If expenditure remains high and South Africa keeps deviating from policy and increasing taxes, taxpayer behaviour is likely to change from legal to illegal resulting in illegal imports, illicit and counterfeit products, he said.
And South Africa has no power to do anything about illegal goods because it does not have resources, he added.
It has been said many times before, including at the Davis Tax Commission, that the government should be looking at expenditure discipline, but the Finance Minister did not even mention this alternative, he said.
Both Havemann and Suzanne van der Merwe, director of tax and legal at Deloitte, pointed out that a VAT increase may not yield as much revenue as the government anticipated, because it will have secondary effects.
VAT increases cause taxpayers to change their behaviour – spending less, for example – making it unlikely that the full R60 billion the increase was expected to provide would in fact be collected, they said.
Van der Merwe said when the government increased VAT from 14 percent to 15 percent in 2018 the South African Revenue Service noted that tax revenue was lower than expected because of higher unemployment, sluggish household and business income growth and high indebtedness.
Havemann said the VAT increase will be inflationary resulting in the South African Reserve Bank keeping interest rates higher for longer.
The tax consultants also debated the efficacy of expanding the list of goods that are zero-rated for VAT as a way to shield low earners from the VAT increase.
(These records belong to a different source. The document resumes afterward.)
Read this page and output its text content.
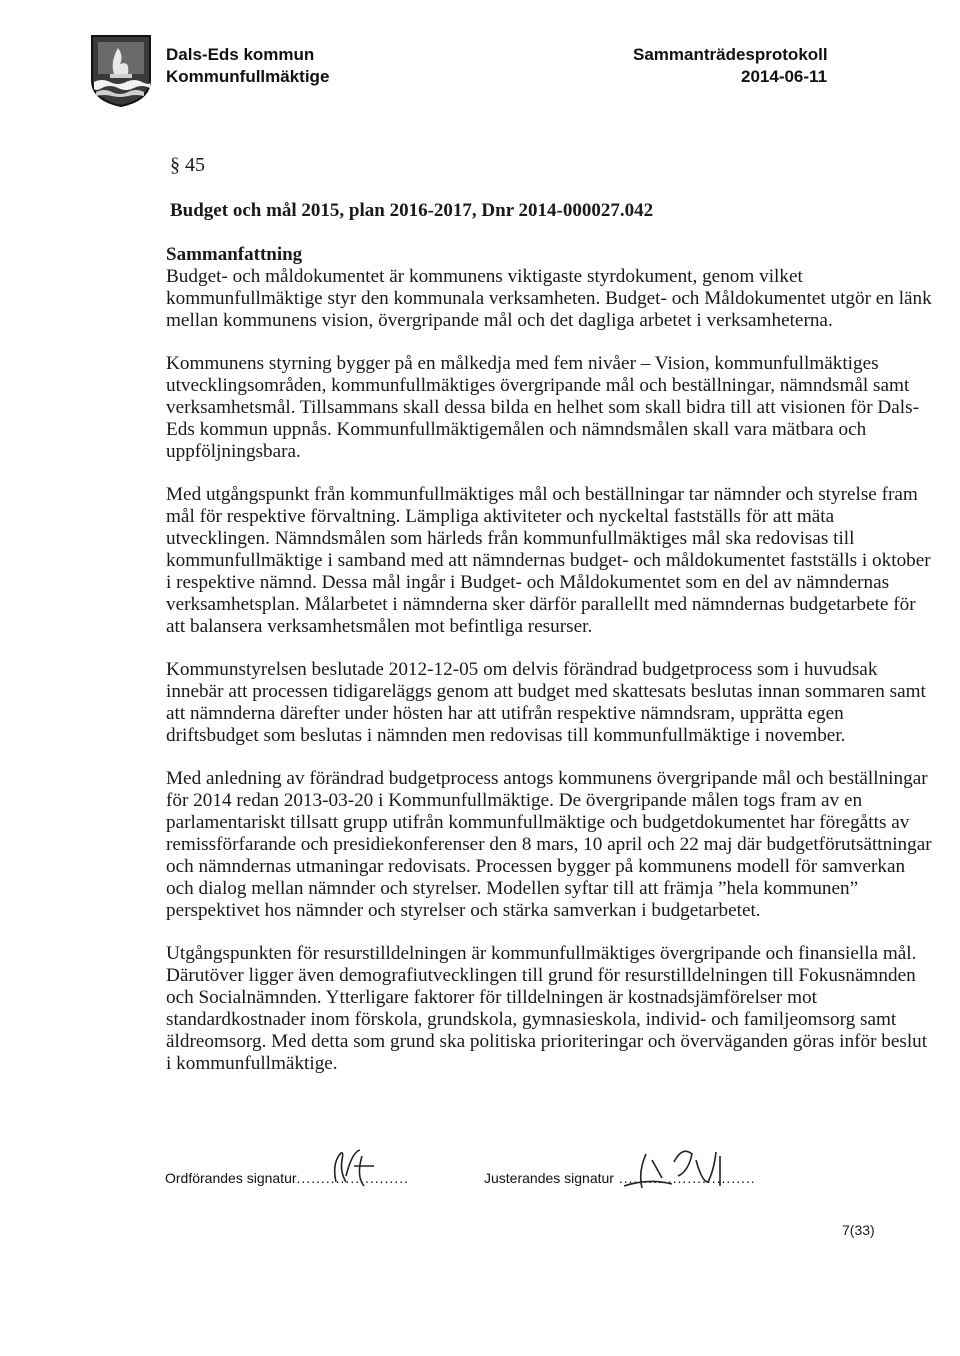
Dals-Eds kommun
Kommunfullmäktige
Sammanträdesprotokoll
2014-06-11
§ 45
Budget och mål 2015, plan 2016-2017, Dnr 2014-000027.042
Sammanfattning

Budget- och måldokumentet är kommunens viktigaste styrdokument, genom vilket kommunfullmäktige styr den kommunala verksamheten. Budget- och Måldokumentet utgör en länk mellan kommunens vision, övergripande mål och det dagliga arbetet i verksamheterna.

Kommunens styrning bygger på en målkedja med fem nivåer – Vision, kommunfullmäktiges utvecklingsområden, kommunfullmäktiges övergripande mål och beställningar, nämndsmål samt verksamhetsmål. Tillsammans skall dessa bilda en helhet som skall bidra till att visionen för Dals-Eds kommun uppnås. Kommunfullmäktigemålen och nämndsmålen skall vara mätbara och uppföljningsbara.

Med utgångspunkt från kommunfullmäktiges mål och beställningar tar nämnder och styrelse fram mål för respektive förvaltning. Lämpliga aktiviteter och nyckeltal fastställs för att mäta utvecklingen. Nämndsmålen som härleds från kommunfullmäktiges mål ska redovisas till kommunfullmäktige i samband med att nämndernas budget- och måldokumentet fastställs i oktober i respektive nämnd. Dessa mål ingår i Budget- och Måldokumentet som en del av nämndernas verksamhetsplan. Målarbetet i nämnderna sker därför parallellt med nämndernas budgetarbete för att balansera verksamhetsmålen mot befintliga resurser.

Kommunstyrelsen beslutade 2012-12-05 om delvis förändrad budgetprocess som i huvudsak innebär att processen tidigareläggs genom att budget med skattesats beslutas innan sommaren samt att nämnderna därefter under hösten har att utifrån respektive nämndsram, upprätta egen driftsbudget som beslutas i nämnden men redovisas till kommunfullmäktige i november.

Med anledning av förändrad budgetprocess antogs kommunens övergripande mål och beställningar för 2014 redan 2013-03-20 i Kommunfullmäktige. De övergripande målen togs fram av en parlamentariskt tillsatt grupp utifrån kommunfullmäktige och budgetdokumentet har föregåtts av remissförfarande och presidiekonferenser den 8 mars, 10 april och 22 maj där budgetförutsättningar och nämndernas utmaningar redovisats. Processen bygger på kommunens modell för samverkan och dialog mellan nämnder och styrelser. Modellen syftar till att främja ”hela kommunen” perspektivet hos nämnder och styrelser och stärka samverkan i budgetarbetet.

Utgångspunkten för resurstilldelningen är kommunfullmäktiges övergripande och finansiella mål. Därutöver ligger även demografiutvecklingen till grund för resurstilldelningen till Fokusnämnden och Socialnämnden. Ytterligare faktorer för tilldelningen är kostnadsjämförelser mot standardkostnader inom förskola, grundskola, gymnasieskola, individ- och familjeomsorg samt äldreomsorg. Med detta som grund ska politiska prioriteringar och överväganden göras inför beslut i kommunfullmäktige.

Ordförandes signatur.......................	Justerandes signatur ............................
7(33)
Kruger and Van der Merwe said several tax commissions had suggested it was not a good measure to use and that the poor only benefitted from a small proportion of the tax revenue forfeited on zero-rated goods.
Mthembu also said the impact of zero-rating goods is negated by the profits taken in the supply chain. He found recently that zero-rated brown bread costs R15 at a supermarket in a city, R19 in Soweto and R17 in a spaza shop in a rural area in KwaZulu Natal.
Poor people also do not only spend on zero-rated goods, he said. When they get money, they want to buy things like chicken that is currently not zero-rated, he said.
Mthembu also suggested that the government should consider alternatives to the VAT increase such as cutting wastage and modernising revenue collection.